7. Acidic Fertilizer
Containing ammonium sulfate, nitrate, and sulfur urea, an acidic fertilizer, can help you bring that pH level down without causing much harm.
Despite being a fertilizer, however, the ammonium content can be slightly dangerous to plants. If misused, it may cause irreversible damage.
As a fertilizer, it is easy to apply. It also comes in a powdery mix that you can use directly on the soil—no need to dig or mix in the slightest, saving tons of time.
More importantly, it adds fast. Because of that, you can expect excellent pH changes in four weeks or less.
If you can get well-decomposed compost, then you can always pick mulch for the job. This is one of the safest ways to achieve lower pH levels and increase acidity.
The process is simple. You need to spread the mulch on the soil and let it do the job. Generally, it is recommended to use leaves as mulch for their rapid decomposition.

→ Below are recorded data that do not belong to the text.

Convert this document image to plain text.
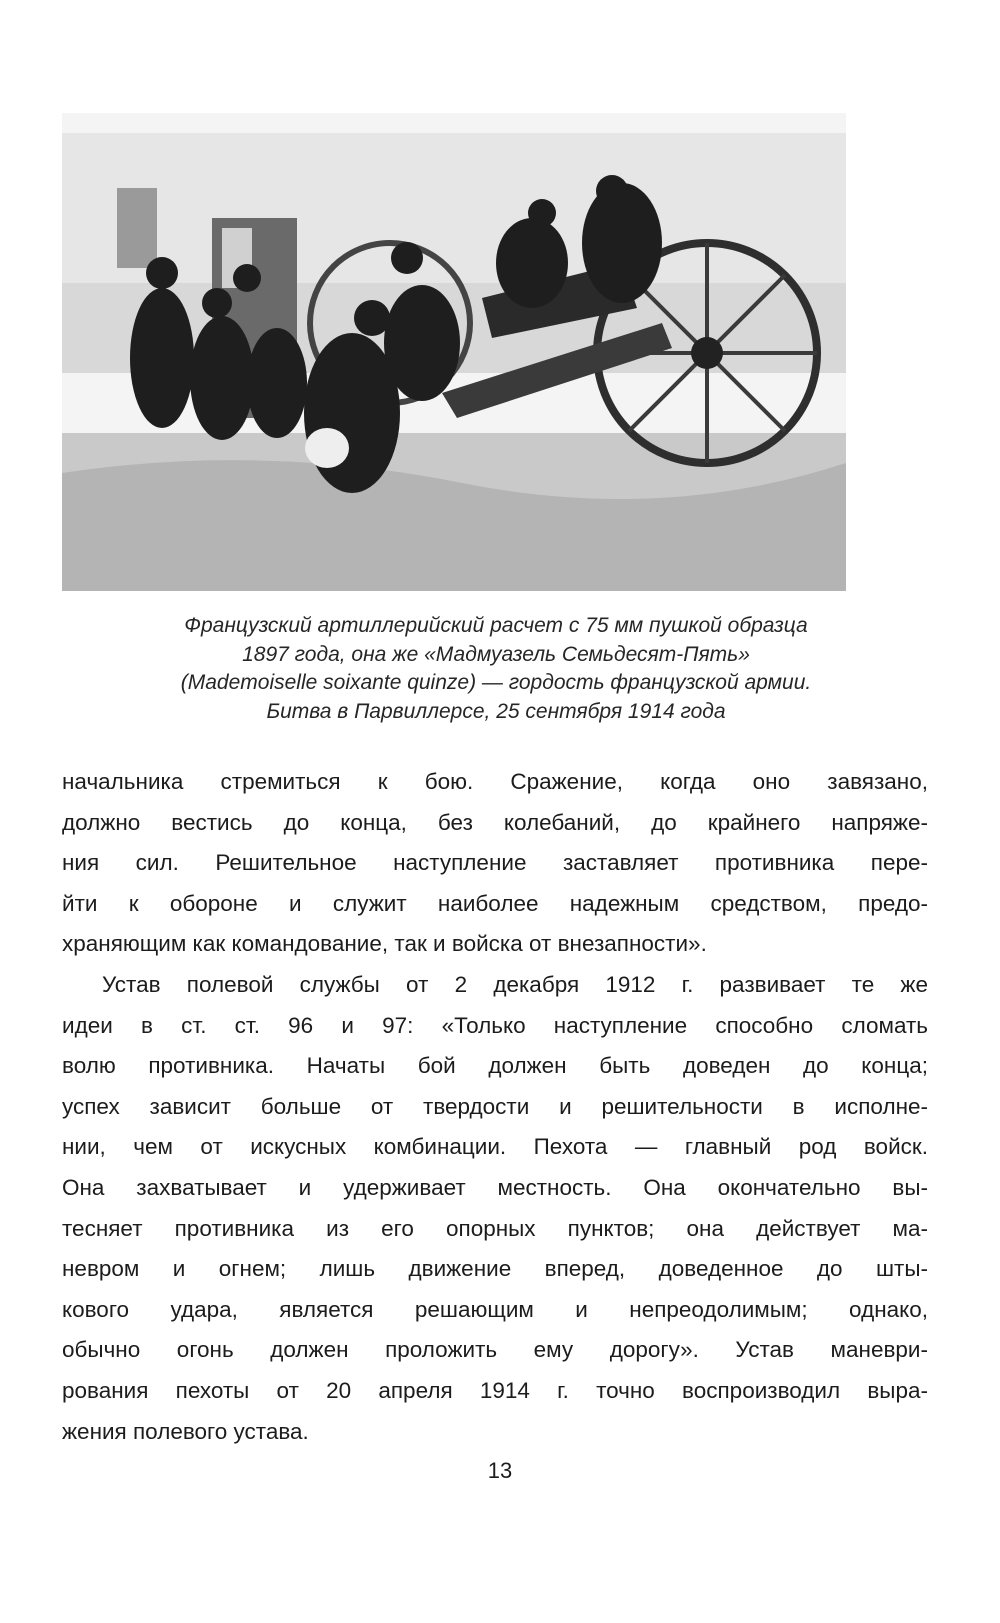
Французский артиллерийский расчет с 75 мм пушкой образца
1897 года, она же «Мадмуазель Семьдесят-Пять»
(Mademoiselle soixante quinze) — гордость французской армии.
Битва в Парвиллерсе, 25 сентября 1914 года
начальника стремиться к бою. Сражение, когда оно завязано,
должно вестись до конца, без колебаний, до крайнего напряже-
ния сил. Решительное наступление заставляет противника пере-
йти к обороне и служит наиболее надежным средством, предо-
храняющим как командование, так и войска от внезапности».
Устав полевой службы от 2 декабря 1912 г. развивает те же
идеи в ст. ст. 96 и 97: «Только наступление способно сломать
волю противника. Начаты бой должен быть доведен до конца;
успех зависит больше от твердости и решительности в исполне-
нии, чем от искусных комбинации. Пехота — главный род войск.
Она захватывает и удерживает местность. Она окончательно вы-
тесняет противника из его опорных пунктов; она действует ма-
невром и огнем; лишь движение вперед, доведенное до шты-
кового удара, является решающим и непреодолимым; однако,
обычно огонь должен проложить ему дорогу». Устав маневри-
рования пехоты от 20 апреля 1914 г. точно воспроизводил выра-
жения полевого устава.
13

If you want to go for something more practical, an organic mulch mix also gets the job done. Either way, mulch may avoid erosion, add extra nutrients, and retain moisture to give a more fertile soil semblance.
9. Coffee Grounds
You don’t need to ground coffee beans for this. Whatever is left after infusing the coffee will be enough to bring that acidity up. Just pour on top of the soil, mix a bit, and that’s it.
Coffee grounds have an excellent advantage is that they offer tons of nutrients as well. Along with their high level of acidity, coffee grounds can help make your soil more fertile in a month or two.
Like mulch, however, coffee isn’t as fast as other alternatives. But with patience, you can lower the pH level on a budget (while reducing waste from your daily coffee).
10. Sphagnum Peat Moss
Last but not least, you will have sphagnum peat as an excellent alternative. This moss works like a charm on small gardens where you don’t have to spend an eternity applying it.
To make it work, you need to make a thin layer of moss over the soil you want to change, and that’s it. A few weeks and the acidity will start to increase.
What sets it apart is that moss works gradually. You can apply it consistently and get mild pH level changes without overdoing it.
Such safety makes it a renewable option as well. Being a plant itself, you won’t have to worry about any damage.
How to Maintain High Acidity Levels?
Once you start lowering the soil’s pH levels, you’ll find that it eventually rises alone. While re-applying one of the methods above may get the job done, there are other ways to keep that acidity high without any of that. Here are some tips to consider:
- Avoid watering plants with regular tap water from the hose. If your home water supply is hard, filled with all kinds of minerals, it will eventually raise pH levels. Instead, collect rainwater on a rain barrel or reverse osmosis water that doesn’t contain many minerals.
- Ensure a sunny location. Lack of sun rays makes for a perfect area where bacteria can thrive. When this happens, organic matter starts to spread minerals around that increase pH levels. Sunrays keep that from happening.
- Reduce humidity. Like constant sun exposure, you’ll want to keep the soil as dry as possible (within a safe range). High humidity will eventually grow bacteria and increase mineral levels that promote alkalinity (opposite of acidity).
- Keeps plants growing in the soil. Believe it or not, plants themselves are excellent acidity risers. When no plants are growing, the pH levels start to rise automatically.
Following these quick tips should be enough to ensure a more acidic soil with no drawbacks over a long period.
So, did you learn how to make soil more acidic? With such a brief yet comprehensive guide, you should be ready to tackle the job.
Be aware that some of these methods can be dangerous to the soil and plants, sometimes even to pets and children. Because of that, you must always follow instructions and apply with care. Otherwise, you may regret it.
No matter how you proceed, follow our advice. These methods are more than adequate, so there’s nothing else to look after. We hope our guide was enough so you can start right away. Get your hands dirty now!